A potem to tez pytała, tu mogę ??
A tu mogę i tak kawałek po kawałku trawnik znikała.Bo trawka została posiana na następny rok roślinki pierwsze zwoziłam na działkę.
A trawę trzeba było posiać, bo tam była łąka,Potem zaorana przez pana miejscowego ze wsi, potem wy-gruberowana( czy coś takiego, nie znam się na tym )
Wyrówna przeze mnie i męża ręcznie,, Oj szkoda,że wówczas nie robiłam zdjęć do mojego archiwum, byłoby na co popatrzeć,A tak tylko jest co wspominać.
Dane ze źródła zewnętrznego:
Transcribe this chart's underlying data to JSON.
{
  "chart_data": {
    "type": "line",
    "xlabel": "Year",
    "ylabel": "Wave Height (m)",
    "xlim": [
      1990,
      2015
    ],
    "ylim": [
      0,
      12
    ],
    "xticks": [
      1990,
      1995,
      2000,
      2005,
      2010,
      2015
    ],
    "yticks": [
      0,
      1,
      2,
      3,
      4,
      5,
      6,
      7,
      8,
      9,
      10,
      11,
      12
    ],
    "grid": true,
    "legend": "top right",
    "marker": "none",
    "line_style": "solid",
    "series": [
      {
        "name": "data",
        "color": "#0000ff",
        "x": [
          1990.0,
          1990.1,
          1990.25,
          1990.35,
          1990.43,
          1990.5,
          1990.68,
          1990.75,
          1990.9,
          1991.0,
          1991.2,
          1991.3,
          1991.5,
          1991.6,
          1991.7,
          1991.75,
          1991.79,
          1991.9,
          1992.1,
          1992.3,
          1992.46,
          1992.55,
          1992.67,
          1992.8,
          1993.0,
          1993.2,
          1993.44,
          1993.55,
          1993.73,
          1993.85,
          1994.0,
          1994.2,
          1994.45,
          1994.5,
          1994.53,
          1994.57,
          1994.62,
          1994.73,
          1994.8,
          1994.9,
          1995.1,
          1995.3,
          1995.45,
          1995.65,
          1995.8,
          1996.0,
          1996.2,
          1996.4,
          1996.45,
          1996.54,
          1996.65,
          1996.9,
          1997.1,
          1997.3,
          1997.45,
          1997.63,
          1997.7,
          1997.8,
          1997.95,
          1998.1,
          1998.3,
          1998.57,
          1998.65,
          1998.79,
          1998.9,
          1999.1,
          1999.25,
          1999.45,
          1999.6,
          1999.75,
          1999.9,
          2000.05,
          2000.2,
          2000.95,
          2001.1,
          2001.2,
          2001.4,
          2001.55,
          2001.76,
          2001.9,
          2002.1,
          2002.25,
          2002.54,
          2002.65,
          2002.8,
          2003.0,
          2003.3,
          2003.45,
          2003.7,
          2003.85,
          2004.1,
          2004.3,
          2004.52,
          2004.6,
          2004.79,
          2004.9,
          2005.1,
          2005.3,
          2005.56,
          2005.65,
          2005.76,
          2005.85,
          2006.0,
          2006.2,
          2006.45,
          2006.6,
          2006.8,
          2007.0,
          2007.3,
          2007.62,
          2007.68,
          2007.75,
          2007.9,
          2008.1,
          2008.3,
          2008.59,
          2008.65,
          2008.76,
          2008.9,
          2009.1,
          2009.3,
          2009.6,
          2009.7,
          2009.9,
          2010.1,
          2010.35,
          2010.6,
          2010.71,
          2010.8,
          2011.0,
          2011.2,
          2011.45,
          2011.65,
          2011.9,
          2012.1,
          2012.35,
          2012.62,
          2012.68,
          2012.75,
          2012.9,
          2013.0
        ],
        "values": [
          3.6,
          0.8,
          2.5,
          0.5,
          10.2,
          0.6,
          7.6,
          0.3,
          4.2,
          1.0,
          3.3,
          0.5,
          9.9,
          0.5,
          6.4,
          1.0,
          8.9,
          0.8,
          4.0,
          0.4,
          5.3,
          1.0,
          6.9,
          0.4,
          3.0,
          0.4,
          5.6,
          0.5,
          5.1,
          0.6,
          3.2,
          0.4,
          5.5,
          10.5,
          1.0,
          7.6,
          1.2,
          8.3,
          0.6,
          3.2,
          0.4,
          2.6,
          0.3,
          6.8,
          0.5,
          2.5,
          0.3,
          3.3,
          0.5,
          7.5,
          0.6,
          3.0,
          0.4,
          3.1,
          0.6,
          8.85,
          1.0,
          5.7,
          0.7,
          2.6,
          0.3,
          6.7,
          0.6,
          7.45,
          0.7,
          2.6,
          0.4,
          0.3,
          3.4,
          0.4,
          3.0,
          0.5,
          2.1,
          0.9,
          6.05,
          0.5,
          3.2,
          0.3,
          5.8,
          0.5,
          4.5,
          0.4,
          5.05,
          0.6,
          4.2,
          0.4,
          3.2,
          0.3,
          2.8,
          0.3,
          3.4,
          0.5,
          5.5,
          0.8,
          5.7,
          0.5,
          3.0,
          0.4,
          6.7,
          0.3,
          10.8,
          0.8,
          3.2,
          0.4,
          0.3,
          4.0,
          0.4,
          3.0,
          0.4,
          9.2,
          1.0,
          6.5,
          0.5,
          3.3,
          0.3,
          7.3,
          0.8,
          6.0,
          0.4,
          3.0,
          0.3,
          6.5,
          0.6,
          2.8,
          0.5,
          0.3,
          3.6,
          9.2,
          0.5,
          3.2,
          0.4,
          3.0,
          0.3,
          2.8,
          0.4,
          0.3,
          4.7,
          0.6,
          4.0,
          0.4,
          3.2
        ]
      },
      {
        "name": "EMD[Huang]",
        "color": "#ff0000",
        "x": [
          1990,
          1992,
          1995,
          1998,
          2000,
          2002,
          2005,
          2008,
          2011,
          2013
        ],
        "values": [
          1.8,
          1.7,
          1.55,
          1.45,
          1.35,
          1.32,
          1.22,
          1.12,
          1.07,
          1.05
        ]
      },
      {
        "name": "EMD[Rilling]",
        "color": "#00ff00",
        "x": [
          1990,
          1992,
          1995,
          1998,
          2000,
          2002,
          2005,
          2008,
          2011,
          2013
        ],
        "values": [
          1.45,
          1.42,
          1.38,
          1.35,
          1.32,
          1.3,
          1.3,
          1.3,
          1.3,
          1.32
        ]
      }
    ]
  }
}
Pamiętam róże na drugi rok kupiłam i posadziłam 5 grudnia.Zimy wówczas nie było.Za tydzień po posadzeniu ich przyszła .Róże do dziś żyją
A tak w ogóle przyszłam ci zakomunikować ,że dziś popołudniu paczka z roślinkami doszła.Roślinki,ładne całe i już w ziemi.
syn straszy, tylko przyszedł z pracy i dostała bojowe zadanie :
Kop tu, kop tam posadź tu, to tam..Już sadził dużo rzeczy,To wie, i nawet dobrą rękę ma do tego
ale nadzorca- czyli ja musiałam byś, stać i wybierać miejsce na nowe posadzenia.
dość przyjemna nawet rzecz
Tylko cebulki zostały.ciemno się już zrobiło i koniec na dziś.
Dzięki wielkie dobra kobieto
ps. co to jest clip Daga ??
Dagmara to moja córka- Dag też ja nazywamy.Ale ten napis nie wiem co oznacza ???